For advanced tuning, pass additional `TauConfig` fields directly as keyword
arguments without having to instantiate `TauConfig` yourself:

```python
clustering = tau.run_clustering(
  g,
  stopping_generations=5,
  stopping_jaccard=0.95,
  elite_fraction=0.2,
)
```

---

## Graph input
 
To optimize for very large graphs or when using many worker processes, it is recommended to pass a file path (e.g., to an `.graph`, `.ncol`, or `.edgelist` file) directly to `run_clustering()` or `TauClustering` rather than a pre-loaded graph object. This allows efficient memory sharing.
 
Supported input:
- File path to a graph in common NetworkX or igraph format (auto-detects weighting and structure).
- Already-loaded `networkx.Graph` or `igraph.Graph` objects.

By default, the loader auto-detects whether the graph is weighted based on the file or graph structure. You can override this by setting `TauConfig(is_weighted=True/False)` when constructing `TauClustering`, or by passing the appropriate weight settings into `run_clustering()`.

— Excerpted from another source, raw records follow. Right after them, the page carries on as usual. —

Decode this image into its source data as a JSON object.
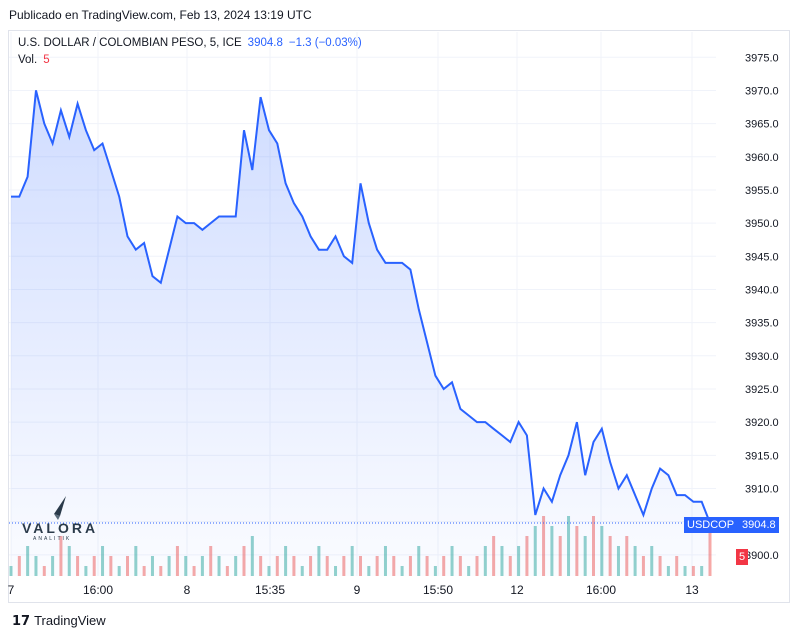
{
  "header": {
    "published": "Publicado en TradingView.com, Feb 13, 2024 13:19 UTC"
  },
  "legend": {
    "symbol": "U.S. DOLLAR / COLOMBIAN PESO, 5, ICE",
    "last": "3904.8",
    "change": "−1.3 (−0.03%)",
    "vol_label": "Vol.",
    "vol_value": "5"
  },
  "tags": {
    "symbol": "USDCOP",
    "price": "3904.8",
    "volume": "5"
  },
  "logo": {
    "name": "VALORA",
    "sub": "ANALITIK"
  },
  "footer": {
    "brand": "TradingView"
  },
  "colors": {
    "line": "#2962ff",
    "fill": "#2962ff",
    "vol_up": "#26a69a",
    "vol_down": "#ef5350",
    "grid": "#f0f3fa"
  },
  "chart_data": {
    "type": "area",
    "ylim": [
      3895,
      3977
    ],
    "y_ticks": [
      "3975.0",
      "3970.0",
      "3965.0",
      "3960.0",
      "3955.0",
      "3950.0",
      "3945.0",
      "3940.0",
      "3935.0",
      "3930.0",
      "3925.0",
      "3920.0",
      "3915.0",
      "3910.0",
      "3905.0",
      "3900.0"
    ],
    "x_ticks": [
      "7",
      "16:00",
      "8",
      "15:35",
      "9",
      "15:50",
      "12",
      "16:00",
      "13"
    ],
    "grid": true,
    "series": [
      {
        "values": [
          3954,
          3954,
          3957,
          3970,
          3965,
          3962,
          3967,
          3963,
          3968,
          3964,
          3961,
          3962,
          3958,
          3954,
          3948,
          3946,
          3947,
          3942,
          3941,
          3946,
          3951,
          3950,
          3950,
          3949,
          3950,
          3951,
          3951,
          3951,
          3964,
          3958,
          3969,
          3964,
          3962,
          3956,
          3953,
          3951,
          3948,
          3946,
          3946,
          3948,
          3945,
          3944,
          3956,
          3950,
          3946,
          3944,
          3944,
          3944,
          3943,
          3937,
          3932,
          3927,
          3925,
          3926,
          3922,
          3921,
          3920,
          3920,
          3919,
          3918,
          3917,
          3920,
          3918,
          3906,
          3910,
          3908,
          3912,
          3915,
          3920,
          3912,
          3917,
          3919,
          3914,
          3910,
          3912,
          3909,
          3906,
          3910,
          3913,
          3912,
          3909,
          3909,
          3908,
          3908,
          3904.8
        ]
      }
    ],
    "volume": {
      "values": [
        1,
        2,
        3,
        2,
        1,
        2,
        4,
        3,
        2,
        1,
        2,
        3,
        2,
        1,
        2,
        3,
        1,
        2,
        1,
        2,
        3,
        2,
        1,
        2,
        3,
        2,
        1,
        2,
        3,
        4,
        2,
        1,
        2,
        3,
        2,
        1,
        2,
        3,
        2,
        1,
        2,
        3,
        2,
        1,
        2,
        3,
        2,
        1,
        2,
        3,
        2,
        1,
        2,
        3,
        2,
        1,
        2,
        3,
        4,
        3,
        2,
        3,
        4,
        5,
        6,
        5,
        4,
        6,
        5,
        4,
        6,
        5,
        4,
        3,
        4,
        3,
        2,
        3,
        2,
        1,
        2,
        1,
        1,
        1,
        5
      ],
      "up": [
        true,
        false,
        true,
        true,
        false,
        true,
        false,
        true,
        false,
        true,
        false,
        true,
        false,
        true,
        false,
        true,
        false,
        true,
        false,
        true,
        false,
        true,
        false,
        true,
        false,
        true,
        false,
        true,
        false,
        true,
        false,
        true,
        false,
        true,
        false,
        true,
        false,
        true,
        false,
        true,
        false,
        true,
        false,
        true,
        false,
        true,
        false,
        true,
        false,
        true,
        false,
        true,
        false,
        true,
        false,
        true,
        false,
        true,
        false,
        true,
        false,
        true,
        false,
        true,
        false,
        true,
        false,
        true,
        false,
        true,
        false,
        true,
        false,
        true,
        false,
        true,
        false,
        true,
        false,
        true,
        false,
        true,
        false,
        true,
        false
      ]
    }
  }
}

See the **Quick Start** section above for usage examples.

---

## Configuration

All algorithm hyper-parameters live on the `TauConfig` dataclass. The high-level
`run_clustering()` wrapper accepts the most common ones directly, while `TauConfig`
remains available for advanced workflows. Key fields include:

- `worker_count`: number of parallel processes (defaults to CPU count, capped by population size).
- `population_size`: number of partitions maintained per generation (default: 60 in `run_clustering()`).
- `max_generations`: upper bound on evolutionary iterations (default: 20 in `run_clustering()`).
- `verbose`: set to `True` for progress logging (default: False).
- `stopping_generations` / `stopping_jaccard`: convergence checks based on membership
  stability.
- `random_seed`: makes runs reproducible across processes.

See `src/tau_community_detection/config.py` for the complete list.

---

## Development

```bash
pip install -r requirements-dev.txt
make lint
make test
```

To build local distributions:

```bash
make build
```

### Continuous Integration

- GitHub Actions run lint, tests, and package builds on pushes and pull requests.
- Set the `CODECOV_TOKEN` secret to upload coverage reports.

### Publishing

1. Bump the version in `setup.cfg`/`pyproject.toml` and commit.
2. Tag the release with `git tag vX.Y.Z && git push --tags`.
3. Run the **Publish Package** workflow (defaults to TestPyPI). For PyPI, supply the `pypi`
   input and ensure `PYPI_API_TOKEN` is set. Use `TEST_PYPI_API_TOKEN` for dry runs.

---
## Reference & Citation

If you use TAU in your research, please cite the original algorithm paper:

> **From Leiden to Tel-Aviv University (TAU): exploring clustering solutions via a genetic algorithm**
> Gal Gilad and Roded Sharan. *PNAS Nexus*, Volume 2, Issue 6, June 2023.
> [DOI: 10.1093/pnasnexus/pgad180](https://doi.org/10.1093/pnasnexus/pgad180)

**BibTeX:**
```bibtex
@article{gilad2023tau,
  title={From Leiden to Tel-Aviv University (TAU): exploring clustering solutions via a genetic algorithm},
  author={Gilad, Gal and Sharan, Roded},
  journal={PNAS Nexus},
  volume={2},
  number={6},
  pages={pgad180},
  year={2023},
  publisher={Oxford University Press}
}
```

---
## License & Versioning

**Current Version:** 1.3.0
**License:** This project is licensed under the [MIT License](LICENSE).

See the [Changelog](CHANGELOG.md) for a detailed history of changes and updates.